Fire: Part 2

"She is here to inhale pain
And exhale fire"
- "She is Not" by Sarah Harvey

The sun beat down on my shoulders as I just stood there in the sand and let the waves break over my legs. I was salty and sandy up to my knees. Over to my left, a man and his dog were fishing from a semi-submerged rocky knoll. To my right, the sandstone surge channels were covered in giant volcano barnacles. I had always heard that volcano barnacles covered the low intertidal, but I had never been at this particular spot when the tide was low enough to see them. About 20 feet away, I could spot another grad student's experiment bolted to the rock on the jetty.

If you had asked me what I felt in that moment, I would have said "content." There's just something about physical exertion, beautiful ocean views, and being surrounded by biodiversity that makes me feel like my life makes sense.

Grad school is hard, but you know that already. I've seen projects get derailed by everything from difficult relationships and subjective opinions to weather, timing, and random chance. But recently I've learned it's not so much about how much I'm working; it's about how I'm working. I have to make sure I'm working on the right thing.

And it seems to be working. (See what I did there?) This week marked a leap forward in my thesis-writing saga.

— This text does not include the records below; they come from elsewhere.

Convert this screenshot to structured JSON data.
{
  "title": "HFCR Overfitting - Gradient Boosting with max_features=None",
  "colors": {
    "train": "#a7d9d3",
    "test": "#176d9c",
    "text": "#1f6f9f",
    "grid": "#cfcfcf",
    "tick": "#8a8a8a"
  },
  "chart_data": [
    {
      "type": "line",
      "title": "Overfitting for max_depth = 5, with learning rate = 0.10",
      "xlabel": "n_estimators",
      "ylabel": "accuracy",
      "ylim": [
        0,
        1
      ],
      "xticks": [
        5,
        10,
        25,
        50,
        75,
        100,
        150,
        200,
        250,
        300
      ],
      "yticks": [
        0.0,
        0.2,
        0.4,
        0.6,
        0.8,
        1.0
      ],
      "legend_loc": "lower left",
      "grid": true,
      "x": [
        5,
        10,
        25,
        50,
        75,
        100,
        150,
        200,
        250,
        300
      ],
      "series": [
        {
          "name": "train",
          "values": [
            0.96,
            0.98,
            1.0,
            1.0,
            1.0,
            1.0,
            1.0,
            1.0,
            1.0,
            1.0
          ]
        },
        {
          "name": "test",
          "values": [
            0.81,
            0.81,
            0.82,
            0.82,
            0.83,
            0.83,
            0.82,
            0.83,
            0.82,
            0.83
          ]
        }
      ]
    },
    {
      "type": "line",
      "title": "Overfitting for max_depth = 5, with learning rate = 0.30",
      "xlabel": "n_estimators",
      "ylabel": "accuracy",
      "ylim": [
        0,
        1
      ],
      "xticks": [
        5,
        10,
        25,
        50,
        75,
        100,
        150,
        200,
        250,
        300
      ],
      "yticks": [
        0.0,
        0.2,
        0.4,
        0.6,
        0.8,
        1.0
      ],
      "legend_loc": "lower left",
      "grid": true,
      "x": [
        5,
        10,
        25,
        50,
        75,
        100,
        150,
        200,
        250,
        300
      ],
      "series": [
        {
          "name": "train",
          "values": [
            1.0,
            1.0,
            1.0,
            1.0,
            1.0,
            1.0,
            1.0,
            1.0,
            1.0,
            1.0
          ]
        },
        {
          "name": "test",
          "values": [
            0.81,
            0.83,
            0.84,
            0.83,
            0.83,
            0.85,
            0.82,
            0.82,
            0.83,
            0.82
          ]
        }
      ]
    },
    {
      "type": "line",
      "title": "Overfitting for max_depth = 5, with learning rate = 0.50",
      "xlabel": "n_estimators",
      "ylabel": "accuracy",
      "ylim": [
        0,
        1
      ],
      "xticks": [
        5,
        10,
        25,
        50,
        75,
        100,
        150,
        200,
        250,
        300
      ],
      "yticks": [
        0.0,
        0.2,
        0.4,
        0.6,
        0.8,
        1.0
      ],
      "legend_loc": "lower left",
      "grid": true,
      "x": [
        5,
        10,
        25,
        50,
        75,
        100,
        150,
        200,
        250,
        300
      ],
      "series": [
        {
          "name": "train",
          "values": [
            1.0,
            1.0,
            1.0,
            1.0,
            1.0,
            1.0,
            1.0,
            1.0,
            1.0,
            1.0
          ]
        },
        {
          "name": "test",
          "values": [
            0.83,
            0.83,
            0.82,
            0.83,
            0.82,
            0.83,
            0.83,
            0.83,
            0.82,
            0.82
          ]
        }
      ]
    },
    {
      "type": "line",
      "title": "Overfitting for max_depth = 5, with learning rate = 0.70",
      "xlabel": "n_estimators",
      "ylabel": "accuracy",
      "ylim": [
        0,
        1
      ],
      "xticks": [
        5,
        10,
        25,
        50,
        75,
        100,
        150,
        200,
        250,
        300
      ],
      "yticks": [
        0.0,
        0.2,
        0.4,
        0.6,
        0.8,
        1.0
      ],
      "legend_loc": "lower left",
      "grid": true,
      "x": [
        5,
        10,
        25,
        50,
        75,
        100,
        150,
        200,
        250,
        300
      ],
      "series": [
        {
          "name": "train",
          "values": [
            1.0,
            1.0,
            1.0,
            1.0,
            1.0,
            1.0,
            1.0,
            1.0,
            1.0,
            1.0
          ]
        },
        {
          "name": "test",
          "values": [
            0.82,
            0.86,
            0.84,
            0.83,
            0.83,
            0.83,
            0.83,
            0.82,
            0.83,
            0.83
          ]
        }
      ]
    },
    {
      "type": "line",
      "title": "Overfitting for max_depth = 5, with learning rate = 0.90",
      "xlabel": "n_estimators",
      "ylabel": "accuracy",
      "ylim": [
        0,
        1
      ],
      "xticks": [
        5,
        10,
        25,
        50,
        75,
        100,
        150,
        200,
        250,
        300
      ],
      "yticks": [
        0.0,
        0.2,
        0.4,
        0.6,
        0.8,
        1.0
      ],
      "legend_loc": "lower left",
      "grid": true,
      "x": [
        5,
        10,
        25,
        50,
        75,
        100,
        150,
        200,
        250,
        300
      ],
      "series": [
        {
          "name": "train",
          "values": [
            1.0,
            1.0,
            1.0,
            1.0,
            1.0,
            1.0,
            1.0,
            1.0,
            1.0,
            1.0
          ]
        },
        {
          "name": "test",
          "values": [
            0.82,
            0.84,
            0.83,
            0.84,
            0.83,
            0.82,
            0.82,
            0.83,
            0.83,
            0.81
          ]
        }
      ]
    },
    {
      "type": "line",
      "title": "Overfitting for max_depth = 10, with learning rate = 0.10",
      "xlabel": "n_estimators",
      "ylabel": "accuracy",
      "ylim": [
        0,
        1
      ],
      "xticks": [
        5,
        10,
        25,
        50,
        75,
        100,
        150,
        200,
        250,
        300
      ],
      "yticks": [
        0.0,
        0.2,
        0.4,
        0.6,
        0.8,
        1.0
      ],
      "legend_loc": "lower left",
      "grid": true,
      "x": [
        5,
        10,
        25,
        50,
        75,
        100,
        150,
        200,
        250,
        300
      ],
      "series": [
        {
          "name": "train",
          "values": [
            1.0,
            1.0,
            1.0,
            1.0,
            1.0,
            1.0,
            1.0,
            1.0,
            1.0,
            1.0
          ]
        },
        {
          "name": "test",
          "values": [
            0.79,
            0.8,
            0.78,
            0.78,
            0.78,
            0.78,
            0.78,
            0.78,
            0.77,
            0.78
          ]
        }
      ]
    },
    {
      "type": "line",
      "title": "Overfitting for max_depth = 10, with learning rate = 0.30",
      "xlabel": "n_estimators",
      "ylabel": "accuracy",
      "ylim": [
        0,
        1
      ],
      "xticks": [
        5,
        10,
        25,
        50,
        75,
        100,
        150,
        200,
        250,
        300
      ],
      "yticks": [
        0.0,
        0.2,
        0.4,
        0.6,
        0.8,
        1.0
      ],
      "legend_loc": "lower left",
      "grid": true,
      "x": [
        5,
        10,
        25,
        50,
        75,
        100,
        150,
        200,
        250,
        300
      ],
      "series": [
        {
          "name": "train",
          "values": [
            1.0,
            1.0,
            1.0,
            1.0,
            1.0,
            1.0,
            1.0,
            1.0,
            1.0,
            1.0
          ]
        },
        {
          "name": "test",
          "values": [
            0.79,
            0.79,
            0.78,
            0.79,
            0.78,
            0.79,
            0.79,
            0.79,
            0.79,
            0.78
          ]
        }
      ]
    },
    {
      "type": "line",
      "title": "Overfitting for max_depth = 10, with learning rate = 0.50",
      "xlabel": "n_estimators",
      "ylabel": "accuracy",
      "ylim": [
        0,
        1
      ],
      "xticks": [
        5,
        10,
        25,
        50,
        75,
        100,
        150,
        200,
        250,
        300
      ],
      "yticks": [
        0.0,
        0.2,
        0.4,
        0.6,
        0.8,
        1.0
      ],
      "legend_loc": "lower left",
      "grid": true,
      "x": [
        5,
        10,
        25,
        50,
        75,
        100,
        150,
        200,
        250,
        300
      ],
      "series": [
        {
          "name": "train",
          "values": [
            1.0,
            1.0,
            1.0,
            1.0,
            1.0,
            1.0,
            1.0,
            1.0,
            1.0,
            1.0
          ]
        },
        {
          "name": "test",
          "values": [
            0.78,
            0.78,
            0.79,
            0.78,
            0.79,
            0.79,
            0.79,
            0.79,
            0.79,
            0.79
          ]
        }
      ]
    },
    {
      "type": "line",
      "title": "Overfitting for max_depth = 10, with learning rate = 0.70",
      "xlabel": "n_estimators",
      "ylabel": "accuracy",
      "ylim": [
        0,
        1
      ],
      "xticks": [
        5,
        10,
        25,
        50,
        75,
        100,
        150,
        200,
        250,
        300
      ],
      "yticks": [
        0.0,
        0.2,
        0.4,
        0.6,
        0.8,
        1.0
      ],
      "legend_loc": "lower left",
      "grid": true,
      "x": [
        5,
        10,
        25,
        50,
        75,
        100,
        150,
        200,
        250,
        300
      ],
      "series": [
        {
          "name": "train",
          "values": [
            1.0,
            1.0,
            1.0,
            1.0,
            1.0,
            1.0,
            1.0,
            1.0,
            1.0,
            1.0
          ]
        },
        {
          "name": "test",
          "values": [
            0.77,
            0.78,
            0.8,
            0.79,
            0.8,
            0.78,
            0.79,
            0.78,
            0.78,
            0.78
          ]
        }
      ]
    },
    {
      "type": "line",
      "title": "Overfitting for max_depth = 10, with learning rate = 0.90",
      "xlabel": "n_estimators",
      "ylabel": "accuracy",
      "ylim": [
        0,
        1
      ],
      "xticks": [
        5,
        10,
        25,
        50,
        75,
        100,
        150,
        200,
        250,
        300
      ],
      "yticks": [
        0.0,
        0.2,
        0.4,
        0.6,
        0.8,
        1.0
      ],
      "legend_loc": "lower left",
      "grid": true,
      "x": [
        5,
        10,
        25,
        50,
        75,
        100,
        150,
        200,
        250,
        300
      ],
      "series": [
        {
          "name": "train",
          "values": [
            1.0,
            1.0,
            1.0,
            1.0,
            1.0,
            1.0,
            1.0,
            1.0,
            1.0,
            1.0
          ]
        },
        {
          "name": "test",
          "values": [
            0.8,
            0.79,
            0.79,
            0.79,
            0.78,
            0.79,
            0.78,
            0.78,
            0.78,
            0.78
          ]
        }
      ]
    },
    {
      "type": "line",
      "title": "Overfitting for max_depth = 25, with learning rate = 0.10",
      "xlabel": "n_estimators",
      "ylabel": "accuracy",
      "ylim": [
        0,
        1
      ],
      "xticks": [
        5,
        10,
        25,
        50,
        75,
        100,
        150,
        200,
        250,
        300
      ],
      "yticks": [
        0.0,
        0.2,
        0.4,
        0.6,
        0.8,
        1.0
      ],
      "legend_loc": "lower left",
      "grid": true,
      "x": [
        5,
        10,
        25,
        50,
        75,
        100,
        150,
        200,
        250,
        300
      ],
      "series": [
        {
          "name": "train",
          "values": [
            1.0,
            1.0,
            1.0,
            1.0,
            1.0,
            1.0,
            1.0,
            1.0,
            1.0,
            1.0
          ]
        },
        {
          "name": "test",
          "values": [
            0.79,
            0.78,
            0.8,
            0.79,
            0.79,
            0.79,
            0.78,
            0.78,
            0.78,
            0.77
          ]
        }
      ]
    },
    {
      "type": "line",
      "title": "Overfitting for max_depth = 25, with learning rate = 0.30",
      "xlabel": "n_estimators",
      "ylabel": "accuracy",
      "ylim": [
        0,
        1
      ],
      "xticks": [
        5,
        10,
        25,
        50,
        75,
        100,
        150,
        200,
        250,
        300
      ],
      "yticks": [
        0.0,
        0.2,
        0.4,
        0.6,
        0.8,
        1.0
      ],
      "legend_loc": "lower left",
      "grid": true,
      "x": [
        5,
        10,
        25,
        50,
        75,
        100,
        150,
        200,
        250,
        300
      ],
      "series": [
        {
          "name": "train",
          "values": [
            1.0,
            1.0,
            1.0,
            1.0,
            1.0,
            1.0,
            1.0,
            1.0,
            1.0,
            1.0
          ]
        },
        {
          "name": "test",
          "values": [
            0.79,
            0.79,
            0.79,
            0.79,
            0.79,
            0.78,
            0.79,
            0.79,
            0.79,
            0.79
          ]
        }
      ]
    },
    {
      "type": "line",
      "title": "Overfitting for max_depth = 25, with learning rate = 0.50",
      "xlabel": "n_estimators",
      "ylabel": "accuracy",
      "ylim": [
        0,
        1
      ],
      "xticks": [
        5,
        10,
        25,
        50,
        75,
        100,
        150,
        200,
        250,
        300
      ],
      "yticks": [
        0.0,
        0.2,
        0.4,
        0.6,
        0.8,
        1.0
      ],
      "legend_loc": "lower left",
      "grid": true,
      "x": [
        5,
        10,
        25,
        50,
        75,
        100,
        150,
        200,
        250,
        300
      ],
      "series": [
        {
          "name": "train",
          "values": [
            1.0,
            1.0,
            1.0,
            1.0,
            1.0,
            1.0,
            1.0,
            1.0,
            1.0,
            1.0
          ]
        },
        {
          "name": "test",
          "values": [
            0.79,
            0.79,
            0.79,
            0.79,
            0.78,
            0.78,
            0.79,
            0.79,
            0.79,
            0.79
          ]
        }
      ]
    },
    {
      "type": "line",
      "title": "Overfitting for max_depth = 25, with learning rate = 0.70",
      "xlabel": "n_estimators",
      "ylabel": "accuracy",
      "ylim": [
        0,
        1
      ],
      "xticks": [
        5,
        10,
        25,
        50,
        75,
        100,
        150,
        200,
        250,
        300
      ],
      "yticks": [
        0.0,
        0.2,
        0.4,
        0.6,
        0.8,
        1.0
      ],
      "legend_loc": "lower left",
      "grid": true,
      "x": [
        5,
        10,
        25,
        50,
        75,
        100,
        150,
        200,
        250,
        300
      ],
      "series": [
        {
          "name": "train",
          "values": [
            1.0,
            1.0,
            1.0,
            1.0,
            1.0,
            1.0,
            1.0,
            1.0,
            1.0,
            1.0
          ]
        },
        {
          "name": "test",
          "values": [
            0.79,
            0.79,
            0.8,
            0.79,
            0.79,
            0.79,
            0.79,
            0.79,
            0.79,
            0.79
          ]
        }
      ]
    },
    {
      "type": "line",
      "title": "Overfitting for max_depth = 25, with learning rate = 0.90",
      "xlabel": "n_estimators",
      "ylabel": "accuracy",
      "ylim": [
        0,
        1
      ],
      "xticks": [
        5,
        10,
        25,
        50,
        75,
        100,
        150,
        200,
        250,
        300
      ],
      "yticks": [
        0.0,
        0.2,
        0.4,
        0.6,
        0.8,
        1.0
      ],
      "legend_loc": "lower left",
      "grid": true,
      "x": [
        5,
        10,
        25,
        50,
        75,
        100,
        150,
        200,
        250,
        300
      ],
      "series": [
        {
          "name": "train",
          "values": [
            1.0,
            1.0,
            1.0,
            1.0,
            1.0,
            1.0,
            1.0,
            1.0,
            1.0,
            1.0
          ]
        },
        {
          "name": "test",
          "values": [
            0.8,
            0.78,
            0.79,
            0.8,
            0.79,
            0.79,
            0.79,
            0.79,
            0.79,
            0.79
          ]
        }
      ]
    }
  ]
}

I finally finished the review article that serves as the introduction to my thesis, so now I can submit it for publication. In case you're wondering, it ended up with 254 citations; in other words, I cited 254 other published articles in my review. I read probably twice that. I was actually pretty proud of myself for topping 250 citations, because another review article that I had been using as a model had only 178. Of course I made the mistake of saying this to my advisor, who promptly pulled out a review article by one of his former graduate students. "Just to keep you humble," he said - it had 1,080 citations. Well.

I've very excited to submit my article, mostly because I want to know what other scientists think about it. Not in a "Tell me how great I am" type of way, but in a "Let's really talk about this and generate some new ideas" type of way. I took a unique perspective, applying theories developed in the terrestrial environment to marine habitats, so my paper will ideally be a platform for discussion.

I stayed on the beach as long as I could, but the sun threatened to burn my shoulders. I air-dried my feet, bid farewell to the barnacles, and headed up the sandstone slope. My inner fire was actually pretty calm today, content to know I've made a bit of progress. Content to know my paper is ready for submission. Content to breathe the salty sea air because soon, I will exhale fire.